The investigation has incurred costs of £5,600. Potential future costs for further investigations, legal proceedings, and appellant expenses may reach £140,000. The council is exploring funding options within existing budgets and may seek additional funding from reserves.
Professional Opinion and Future Actions:
The report suggests that despite previous efforts, there was insufficient evidence for an abatement notice until October 2023. Ongoing construction may impact noise levels, but relevant planning conditions could help control noise. The burden is on the council to demonstrate statutory nuisance, and further evidence may be required for potential legal proceedings.
The report recommends that the Council continues to monitor and take necessary actions to address the noise and dust issues at the Chalk Pit site.

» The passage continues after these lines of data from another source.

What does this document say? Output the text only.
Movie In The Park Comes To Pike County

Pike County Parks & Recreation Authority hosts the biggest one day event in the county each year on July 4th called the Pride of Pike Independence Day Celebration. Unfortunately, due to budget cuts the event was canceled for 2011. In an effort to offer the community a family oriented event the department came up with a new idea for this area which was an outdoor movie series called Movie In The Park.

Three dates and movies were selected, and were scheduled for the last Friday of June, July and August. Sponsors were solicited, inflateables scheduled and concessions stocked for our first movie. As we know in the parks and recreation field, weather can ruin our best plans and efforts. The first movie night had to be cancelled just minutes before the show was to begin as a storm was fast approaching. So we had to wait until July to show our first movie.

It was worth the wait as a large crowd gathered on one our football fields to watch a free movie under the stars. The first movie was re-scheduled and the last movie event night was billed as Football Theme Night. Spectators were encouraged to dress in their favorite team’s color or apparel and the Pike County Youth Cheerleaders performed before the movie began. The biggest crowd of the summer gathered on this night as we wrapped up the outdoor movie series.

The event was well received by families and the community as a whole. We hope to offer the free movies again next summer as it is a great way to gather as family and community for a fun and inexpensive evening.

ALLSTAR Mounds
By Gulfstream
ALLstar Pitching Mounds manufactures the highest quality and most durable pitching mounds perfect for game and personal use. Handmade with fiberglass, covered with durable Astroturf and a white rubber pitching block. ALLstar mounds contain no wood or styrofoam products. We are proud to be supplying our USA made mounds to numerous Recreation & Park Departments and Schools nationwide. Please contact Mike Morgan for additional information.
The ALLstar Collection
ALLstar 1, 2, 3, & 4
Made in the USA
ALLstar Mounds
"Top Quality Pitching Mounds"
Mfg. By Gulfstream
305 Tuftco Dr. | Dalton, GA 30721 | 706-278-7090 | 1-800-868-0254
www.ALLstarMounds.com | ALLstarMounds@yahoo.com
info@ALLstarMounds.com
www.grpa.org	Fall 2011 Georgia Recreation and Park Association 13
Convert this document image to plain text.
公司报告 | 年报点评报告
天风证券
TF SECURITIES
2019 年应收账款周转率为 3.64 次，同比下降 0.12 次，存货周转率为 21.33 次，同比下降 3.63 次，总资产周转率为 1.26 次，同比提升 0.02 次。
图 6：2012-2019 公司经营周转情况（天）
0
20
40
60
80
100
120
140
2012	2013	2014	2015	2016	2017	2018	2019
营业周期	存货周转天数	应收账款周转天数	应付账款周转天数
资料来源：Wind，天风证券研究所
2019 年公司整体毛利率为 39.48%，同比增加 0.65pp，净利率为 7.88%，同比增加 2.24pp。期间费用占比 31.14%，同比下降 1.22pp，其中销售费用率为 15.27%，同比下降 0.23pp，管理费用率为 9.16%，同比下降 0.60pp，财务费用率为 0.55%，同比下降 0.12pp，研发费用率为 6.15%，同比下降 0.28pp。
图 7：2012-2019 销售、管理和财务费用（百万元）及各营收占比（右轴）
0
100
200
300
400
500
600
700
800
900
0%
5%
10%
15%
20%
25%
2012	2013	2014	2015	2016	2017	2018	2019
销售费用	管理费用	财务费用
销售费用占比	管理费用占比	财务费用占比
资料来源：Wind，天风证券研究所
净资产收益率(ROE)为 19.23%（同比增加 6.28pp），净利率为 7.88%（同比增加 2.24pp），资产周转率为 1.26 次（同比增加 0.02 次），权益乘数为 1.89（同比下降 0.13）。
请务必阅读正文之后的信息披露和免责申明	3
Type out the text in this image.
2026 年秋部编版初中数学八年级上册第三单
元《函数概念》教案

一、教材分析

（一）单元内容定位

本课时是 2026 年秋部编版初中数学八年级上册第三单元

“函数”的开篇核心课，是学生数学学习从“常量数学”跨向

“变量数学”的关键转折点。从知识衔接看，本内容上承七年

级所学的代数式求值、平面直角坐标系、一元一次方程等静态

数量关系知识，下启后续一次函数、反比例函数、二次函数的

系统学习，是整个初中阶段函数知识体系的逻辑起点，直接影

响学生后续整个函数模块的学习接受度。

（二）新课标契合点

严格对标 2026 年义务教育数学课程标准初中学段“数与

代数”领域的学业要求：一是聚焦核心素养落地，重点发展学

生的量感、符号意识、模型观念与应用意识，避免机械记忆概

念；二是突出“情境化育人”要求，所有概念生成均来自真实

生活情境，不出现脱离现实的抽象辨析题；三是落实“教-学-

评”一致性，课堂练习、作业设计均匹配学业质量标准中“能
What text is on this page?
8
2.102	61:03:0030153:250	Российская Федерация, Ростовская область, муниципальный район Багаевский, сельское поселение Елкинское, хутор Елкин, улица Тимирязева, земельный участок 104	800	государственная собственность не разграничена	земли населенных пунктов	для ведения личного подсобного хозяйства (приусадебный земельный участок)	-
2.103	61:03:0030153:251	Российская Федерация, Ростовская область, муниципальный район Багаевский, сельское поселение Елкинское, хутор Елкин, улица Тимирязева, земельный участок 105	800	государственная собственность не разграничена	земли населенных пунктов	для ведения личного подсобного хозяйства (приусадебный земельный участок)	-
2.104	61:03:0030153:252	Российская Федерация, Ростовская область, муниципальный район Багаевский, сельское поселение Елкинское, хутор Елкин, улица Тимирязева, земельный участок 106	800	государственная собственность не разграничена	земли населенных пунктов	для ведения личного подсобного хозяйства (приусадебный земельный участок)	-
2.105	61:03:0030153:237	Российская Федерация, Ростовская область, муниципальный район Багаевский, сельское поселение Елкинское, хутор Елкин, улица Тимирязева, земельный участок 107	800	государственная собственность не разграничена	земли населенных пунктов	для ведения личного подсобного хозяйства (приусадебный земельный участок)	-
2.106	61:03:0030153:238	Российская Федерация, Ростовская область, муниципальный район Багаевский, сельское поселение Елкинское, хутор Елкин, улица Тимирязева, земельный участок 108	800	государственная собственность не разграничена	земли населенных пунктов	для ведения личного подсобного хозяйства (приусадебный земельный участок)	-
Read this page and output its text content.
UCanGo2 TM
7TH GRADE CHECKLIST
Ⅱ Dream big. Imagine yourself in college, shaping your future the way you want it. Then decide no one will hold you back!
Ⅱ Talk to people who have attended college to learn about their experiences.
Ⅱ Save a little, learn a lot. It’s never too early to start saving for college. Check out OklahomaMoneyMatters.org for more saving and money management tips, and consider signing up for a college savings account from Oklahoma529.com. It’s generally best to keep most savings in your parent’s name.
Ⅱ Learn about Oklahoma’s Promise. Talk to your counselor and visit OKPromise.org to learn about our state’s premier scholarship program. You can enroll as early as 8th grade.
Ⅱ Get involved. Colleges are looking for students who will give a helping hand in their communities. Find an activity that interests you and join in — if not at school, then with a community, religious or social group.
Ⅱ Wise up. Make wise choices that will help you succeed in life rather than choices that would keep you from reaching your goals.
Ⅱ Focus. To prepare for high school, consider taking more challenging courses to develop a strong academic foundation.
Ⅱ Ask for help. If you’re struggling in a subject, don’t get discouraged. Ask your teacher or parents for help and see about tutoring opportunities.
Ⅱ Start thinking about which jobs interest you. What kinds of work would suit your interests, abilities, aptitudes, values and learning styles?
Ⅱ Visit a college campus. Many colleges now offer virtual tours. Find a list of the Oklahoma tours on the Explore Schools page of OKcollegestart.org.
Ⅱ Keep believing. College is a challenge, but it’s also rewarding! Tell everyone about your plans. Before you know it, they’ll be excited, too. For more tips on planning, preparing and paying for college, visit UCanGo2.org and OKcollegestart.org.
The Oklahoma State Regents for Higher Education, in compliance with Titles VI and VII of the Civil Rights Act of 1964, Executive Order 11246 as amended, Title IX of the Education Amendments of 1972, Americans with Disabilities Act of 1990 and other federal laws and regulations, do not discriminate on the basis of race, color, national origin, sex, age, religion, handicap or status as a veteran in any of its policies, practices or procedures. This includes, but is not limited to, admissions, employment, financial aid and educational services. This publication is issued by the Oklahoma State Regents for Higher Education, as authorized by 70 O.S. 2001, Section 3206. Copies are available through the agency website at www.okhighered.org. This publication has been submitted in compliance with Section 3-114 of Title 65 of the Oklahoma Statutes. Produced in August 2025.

Cllr Muir opened the debate: “I’m alarmed that there is even a suggestion of walking away from funding and monitoring the Chalk Pit against the recommendations of the last Environment Committee and the previous Strategy and Resources Committee. The Chalk Pit site has now increased its activity with another major operator, Reston. Skip-it has not yet completed their building, with major doubts that the building will stop the problems. Anyway, there is still nuisance noise and potential hazard of dust. The Environmental Agency stipulates this operation needs to be enclosed to protect residents. Also, no building will address the noise and dust of skip and truck movements, which is excessive given the massive exponential rise in truck movements. Residents still complain about noise experienced outside permitted hours, starting any time from 5:30 in the morning. It is inevitable that noise will continue.”
She added: “On a personal level, I would not be able to live under these conditions and that they have been subjected to for the last three years. I have sat in on all the borough meetings, which thus far have done little more than kick the can down the road.”
Cllr. Steven McCormick (RA Woodcote and Langley) said: “the Chalk Pit situation is something that I’ve been involved with, and fellow councillors and I have been involved in trying to find a resolution for a significant period of time. It gets bounced around between the different agencies, and there is no light at the end of the tunnel for our residents, which is deeply upsetting.” He added: ” We are primarily a Resident Association Council; we are driven to support our residents and represent our residents, and if we don’t do this, I think we would be failing significantly in our duty.”
Cllr. Julie Morris (LibDem College) said: “It’s a complicated situation, not helped by years of everybody trying to dodge the bullet, really. But we do understand, I think, that the Strategy and Resources Committee are taking the planning breaches quite seriously now, which is good news. There is now light pollution to add to the noise and the dust, isn’t there, because of the various hours of operation and some hefty bulbs that they use to be able to see down there. We can’t just not do anything.”
The debate continued with detailed discussion of the nuisances complained of and the financial implications of the costs of enforcement.
After a lengthy and at times heated debate the Environment Committee finally resolved to “Submit a request to the Strategy and Resources Committee of the Council that funding be allocated from limited Council reserves to instruct external noise consultants to conduct a fresh investigation based upon the activities on the site and that significant complaints continue despite the buildings being constructed and commissioned. It is anticipated that further investigations may require a substantial financial commitment of taxpayer’s funds of up to £140,000”.